Je suis maintenant exposée.
Supprimer toutes les options.
Les fous ne le savent pas.
Tu tournes en rond, à la recherche de sensations.
Il y a de la fiction dans l’espace entre toi et la réalité.
Je regarde depuis la télévision des reportages sur les prisons.
Comment notre cerveau décide-t-il de fuir en cas de menace ?
La routine, ferait obstacle au progrès.
Commencer votre journée avec du bon sexe, pas de stress.
Le temps est une construction mentale.
Je ne suis pas vivante aujourd’hui.
Prends une bouchée maintenant, crache le reste.
On ne va pas mourir de faim, quel privilège.
Comment suis-je devenue un virus ?
Distraite par le destin.
La patience est une vertu.
Il faut 21 jours pour créer une habitude.
Tirez le meilleur du pire.
Consulter les oracles après minuit.
La procrastination n’est pas une religion.

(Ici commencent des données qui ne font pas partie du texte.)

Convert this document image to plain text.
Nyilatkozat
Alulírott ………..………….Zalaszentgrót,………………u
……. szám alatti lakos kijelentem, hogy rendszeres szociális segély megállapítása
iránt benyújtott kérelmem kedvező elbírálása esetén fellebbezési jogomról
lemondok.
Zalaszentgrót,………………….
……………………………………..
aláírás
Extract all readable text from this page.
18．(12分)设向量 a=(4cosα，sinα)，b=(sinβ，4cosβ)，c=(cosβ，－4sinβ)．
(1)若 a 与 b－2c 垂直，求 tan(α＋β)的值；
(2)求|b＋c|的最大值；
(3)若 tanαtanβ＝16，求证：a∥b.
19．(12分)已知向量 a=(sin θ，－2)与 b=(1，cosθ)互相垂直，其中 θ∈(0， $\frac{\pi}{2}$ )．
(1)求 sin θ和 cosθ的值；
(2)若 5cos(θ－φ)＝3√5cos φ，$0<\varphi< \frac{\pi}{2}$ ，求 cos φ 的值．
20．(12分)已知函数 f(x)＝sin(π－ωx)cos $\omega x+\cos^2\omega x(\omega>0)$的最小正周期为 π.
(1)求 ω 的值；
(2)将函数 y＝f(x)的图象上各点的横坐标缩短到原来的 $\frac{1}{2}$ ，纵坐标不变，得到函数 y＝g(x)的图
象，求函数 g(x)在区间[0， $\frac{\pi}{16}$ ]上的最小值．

J’ai été dans cet état toute la journée : une sorte de panique au ralenti et qui n’en finit pas.
La citation du jour : arrêter de fuir vos responsabilités.
Pas d’œuvres, pas de langue, pas de parole, pas d’esprit, rien.

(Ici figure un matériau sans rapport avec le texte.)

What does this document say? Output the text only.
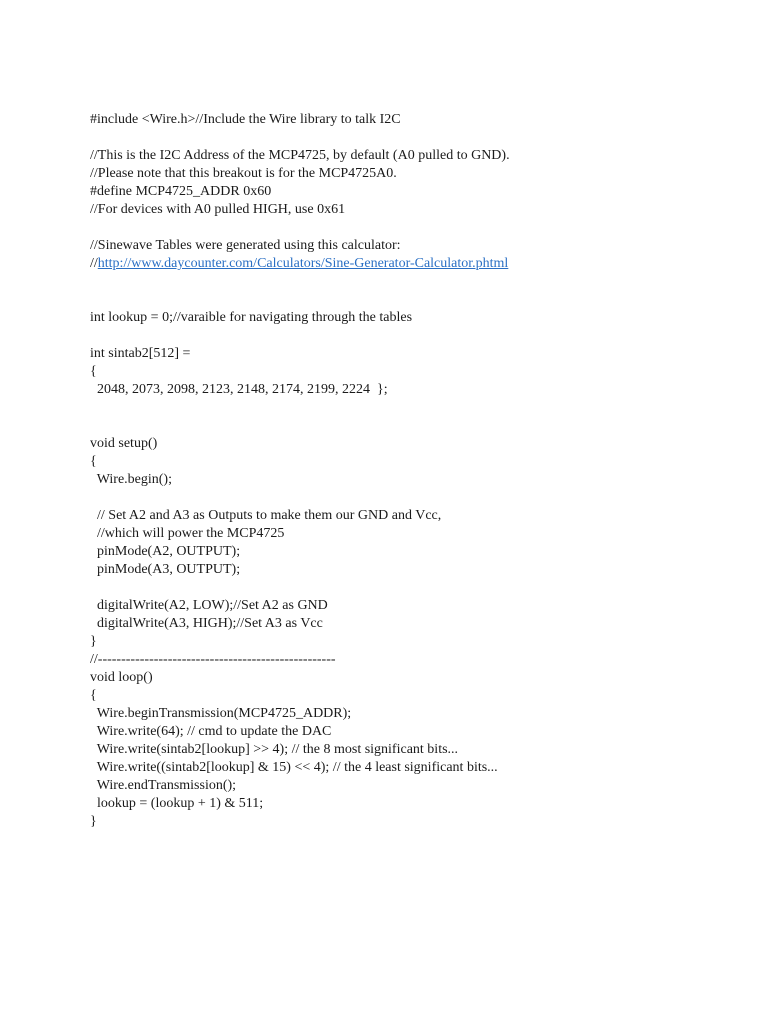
#include <Wire.h>//Include the Wire library to talk I2C
//This is the I2C Address of the MCP4725, by default (A0 pulled to GND).
//Please note that this breakout is for the MCP4725A0.
#define MCP4725_ADDR 0x60
//For devices with A0 pulled HIGH, use 0x61
//Sinewave Tables were generated using this calculator:
//http://www.daycounter.com/Calculators/Sine-Generator-Calculator.phtml
int lookup = 0;//varaible for navigating through the tables
int sintab2[512] =
{
2048, 2073, 2098, 2123, 2148, 2174, 2199, 2224  };
void setup()
{
Wire.begin();
// Set A2 and A3 as Outputs to make them our GND and Vcc,
//which will power the MCP4725
pinMode(A2, OUTPUT);
pinMode(A3, OUTPUT);
digitalWrite(A2, LOW);//Set A2 as GND
digitalWrite(A3, HIGH);//Set A3 as Vcc
}
//---------------------------------------------------
void loop()
{
Wire.beginTransmission(MCP4725_ADDR);
Wire.write(64); // cmd to update the DAC
Wire.write(sintab2[lookup] >> 4); // the 8 most significant bits...
Wire.write((sintab2[lookup] & 15) << 4); // the 4 least significant bits...
Wire.endTransmission();
lookup = (lookup + 1) & 511;
}
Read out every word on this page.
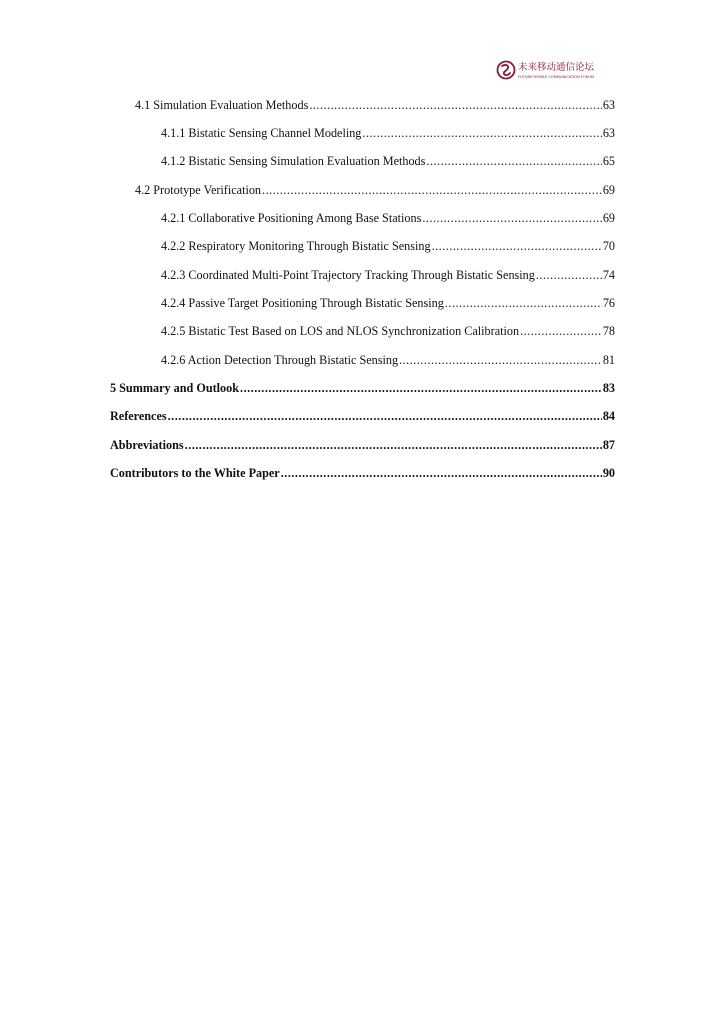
未来移动通信论坛
FUTURE MOBILE COMMUNICATION FORUM
4.1 Simulation Evaluation Methods .....	63
4.1.1 Bistatic Sensing Channel Modeling .....	63
4.1.2 Bistatic Sensing Simulation Evaluation Methods .....	65
4.2 Prototype Verification .....	69
4.2.1 Collaborative Positioning Among Base Stations .....	69
4.2.2 Respiratory Monitoring Through Bistatic Sensing .....	70
4.2.3 Coordinated Multi-Point Trajectory Tracking Through Bistatic Sensing .....	74
4.2.4 Passive Target Positioning Through Bistatic Sensing .....	76
4.2.5 Bistatic Test Based on LOS and NLOS Synchronization Calibration .....	78
4.2.6 Action Detection Through Bistatic Sensing .....	81
5 Summary and Outlook .....	83
References .....	84
Abbreviations .....	87
Contributors to the White Paper .....	90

Une pieuvre possède trois cœurs.
C’est important de se rappeler de leurs prénoms.
Le diable est amoureux.
Je suppose que j’ai en quelque sorte aimé la façon dont tu m’as aidé à m’échapper.
Personne ne t’aime.
Baise mon cul et après on parlera de tes problèmes.
Je pourrais me mettre à pleurer alors donne-moi à fumer.
Écouter la vie des autres, en avoir rien à foutre.
Équilibre tes chakras avant d’enlever ta culotte.
Le silence grandit comme un cancer.
Ne plus se laver les cheveux.
Le calendrier se trompe.
Ce n’est pas la vérité qui compte.
Les abcès doivent être crevés sans anesthésie.
Bois un verre d’eau toutes les heures, tu te sentiras remplie.
Trop de pression pour l’extraordinaire.
En avoir envie, en avoir besoin.
Il suffit de pas grand-chose pour que rien n’arrive.